12 milhões de brasileiros usam lenha para cozinhar apesar dos riscos à saúde

Uma pesquisa recente revela o alto custo social, ambiental e para a saúde associado ao uso da lenha para cozinhar no Brasil. Segundo o estudo, essa prática não apenas polui o meio ambiente e é prejudicial à saúde, mas também contribui para afastar mulheres do mercado de trabalho e crianças da escola.
A pesquisa, realizada pela Plataforma de Transição Justa com curadoria da Agenda Pública, mapeou a pobreza energética no país a partir de entrevistas com especialistas e pessoas afetadas, utilizando dados de 2022 e 2023. Os resultados mostram que, embora a grande maioria dos lares brasileiros tenha acesso a gás (de botijão ou encanado) ou eletricidade, 17% ainda recorrem à lenha ou carvão para preparar refeições, muitas vezes em combinação com outras fontes. Isso representa 12,7 milhões de brasileiros em situação de pobreza energética, caracterizada pelo acesso inadequado a fontes de energia.
A realidade de Patrícia Soares, 53 anos, moradora de Pedra Azul, em Minas Gerais, ilustra o drama. Mãe de nove filhos e viúva, ela e seus filhos dedicam parte do sábado à coleta de lenha em áreas de mata para economizar no gás, que é usado para comprar remédios, alimentos e pagar contas de luz. O uso do fogão a lenha, que prolonga a duração do botijão em meses, gera um calor insuportável, causando desconforto e tontura.
O estudo aponta que o uso da lenha na cocção é mais comum nas regiões Norte (30% dos lares), Sul (28%) e Nordeste (24%), enquanto no Sudeste atinge 8% das residências, incluindo áreas urbanas onde são usados gravetos e restos.
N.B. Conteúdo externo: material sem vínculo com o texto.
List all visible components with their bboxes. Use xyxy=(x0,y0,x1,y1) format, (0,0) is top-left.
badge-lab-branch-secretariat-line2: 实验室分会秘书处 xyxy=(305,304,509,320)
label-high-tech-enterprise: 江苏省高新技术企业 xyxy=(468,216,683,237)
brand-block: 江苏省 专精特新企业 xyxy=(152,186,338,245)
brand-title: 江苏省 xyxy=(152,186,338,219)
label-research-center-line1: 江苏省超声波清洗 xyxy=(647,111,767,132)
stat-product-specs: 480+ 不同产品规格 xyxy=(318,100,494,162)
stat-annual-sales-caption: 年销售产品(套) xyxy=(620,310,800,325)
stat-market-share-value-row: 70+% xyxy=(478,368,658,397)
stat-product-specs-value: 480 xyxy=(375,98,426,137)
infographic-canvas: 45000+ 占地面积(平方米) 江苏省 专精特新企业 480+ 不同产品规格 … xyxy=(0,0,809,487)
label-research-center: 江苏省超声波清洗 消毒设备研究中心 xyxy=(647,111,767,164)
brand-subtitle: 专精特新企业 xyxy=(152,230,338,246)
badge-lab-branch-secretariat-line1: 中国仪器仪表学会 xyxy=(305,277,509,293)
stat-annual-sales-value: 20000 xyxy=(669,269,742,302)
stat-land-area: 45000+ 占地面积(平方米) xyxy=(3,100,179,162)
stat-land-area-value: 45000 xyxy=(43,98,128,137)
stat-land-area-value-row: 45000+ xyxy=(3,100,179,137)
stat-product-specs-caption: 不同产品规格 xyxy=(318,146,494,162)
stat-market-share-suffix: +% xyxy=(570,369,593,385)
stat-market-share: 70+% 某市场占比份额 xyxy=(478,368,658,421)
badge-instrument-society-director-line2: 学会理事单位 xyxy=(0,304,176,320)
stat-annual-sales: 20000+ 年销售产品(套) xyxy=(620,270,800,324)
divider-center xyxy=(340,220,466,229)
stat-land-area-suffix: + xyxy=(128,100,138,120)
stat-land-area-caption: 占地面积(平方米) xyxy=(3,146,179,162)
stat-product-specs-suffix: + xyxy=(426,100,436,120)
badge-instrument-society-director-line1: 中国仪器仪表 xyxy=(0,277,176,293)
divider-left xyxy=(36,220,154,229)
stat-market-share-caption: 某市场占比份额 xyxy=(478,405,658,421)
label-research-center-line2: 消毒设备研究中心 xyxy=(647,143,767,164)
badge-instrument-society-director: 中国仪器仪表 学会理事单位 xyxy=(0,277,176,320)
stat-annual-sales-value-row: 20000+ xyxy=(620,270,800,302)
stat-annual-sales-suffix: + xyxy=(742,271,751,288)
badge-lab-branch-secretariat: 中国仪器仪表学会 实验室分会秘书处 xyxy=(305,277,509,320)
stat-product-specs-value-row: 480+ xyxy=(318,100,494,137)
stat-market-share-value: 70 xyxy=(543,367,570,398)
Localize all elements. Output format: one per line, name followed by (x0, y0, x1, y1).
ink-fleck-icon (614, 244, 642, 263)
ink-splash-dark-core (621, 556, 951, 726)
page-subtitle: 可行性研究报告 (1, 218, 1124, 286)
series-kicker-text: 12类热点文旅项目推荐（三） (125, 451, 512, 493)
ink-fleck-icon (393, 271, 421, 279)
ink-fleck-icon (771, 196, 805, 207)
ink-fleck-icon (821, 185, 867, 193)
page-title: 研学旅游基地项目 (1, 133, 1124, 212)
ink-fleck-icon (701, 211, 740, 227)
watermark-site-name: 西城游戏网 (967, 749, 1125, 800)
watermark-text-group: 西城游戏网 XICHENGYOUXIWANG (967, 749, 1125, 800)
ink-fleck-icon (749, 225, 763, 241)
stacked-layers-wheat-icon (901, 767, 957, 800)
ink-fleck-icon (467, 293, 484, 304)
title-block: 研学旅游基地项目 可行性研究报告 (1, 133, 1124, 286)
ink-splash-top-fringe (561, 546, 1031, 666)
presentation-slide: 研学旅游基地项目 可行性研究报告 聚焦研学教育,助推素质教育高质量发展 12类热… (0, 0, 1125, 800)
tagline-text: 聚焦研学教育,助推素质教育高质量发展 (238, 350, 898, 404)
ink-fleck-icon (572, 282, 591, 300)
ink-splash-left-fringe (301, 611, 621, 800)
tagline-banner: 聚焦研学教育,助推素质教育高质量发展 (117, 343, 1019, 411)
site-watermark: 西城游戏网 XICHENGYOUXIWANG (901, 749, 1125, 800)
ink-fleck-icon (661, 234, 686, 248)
Sergio Andrade, diretor-executivo da Agenda Pública e coordenador da pesquisa, ressalta que a falta de acesso ao gás tem "rosto feminino", pois são as mulheres que mais sofrem os impactos, gastando cerca de 18 horas semanais na coleta da lenha e enfrentando problemas de saúde decorrentes da inalação da fumaça, como dores na coluna e doenças respiratórias.
A fumaça liberada pela queima da lenha contém gases e partículas tóxicas (como monóxido de carbono, dióxido de nitrogênio e formaldeído) que causam inflamação das vias respiratórias, prejudicam o sistema imunológico e diminuem a capacidade do sangue de transportar oxigênio. A Organização Mundial da Saúde estimou que a poluição doméstica relacionada ao cozimento causou 3,2 milhões de mortes globalmente em 2020. Carlos Ragazzo, professor da Fundação Getulio Vargas, aponta que o problema é pouco conhecido, existindo uma carência de informação e um forte hábito em comunidades de baixa renda sobre os riscos à saúde.
Diante desse quadro, políticas de subsídio ao gás se mostram cruciais. O programa Gás para Todos (antigo Auxílio Gás) já atende 5,4 milhões de famílias, e o governo federal planeja expandi-lo para 20 milhões, com um custo estimado de R$ 5 bilhões, através da criação de um voucher específico. Professor Ragazzo sugere que o benefício seja atrelado à compra do botijão, modelo adotado em países como Peru, Colômbia e Índia.
Além do apoio financeiro, campanhas de conscientização são essenciais para educar a população sobre os malefícios da lenha e incentivar a transição para outras fontes de energia, idealmente com a participação de lideranças comunitárias.
A substituição da lenha por eletricidade, por exemplo, poderia gerar economias significativas de tempo (34 minutos diários) e financeiras (até US$ 62 anuais por família), conforme cálculos da Plataforma Transição Justa. Em um cenário de discussão sobre transição energética, especialmente com a COP30 se aproximando no Brasil, Sergio Andrade conclui que são necessários programas sociais mais focados para enfrentar essa pobreza "multidimensional".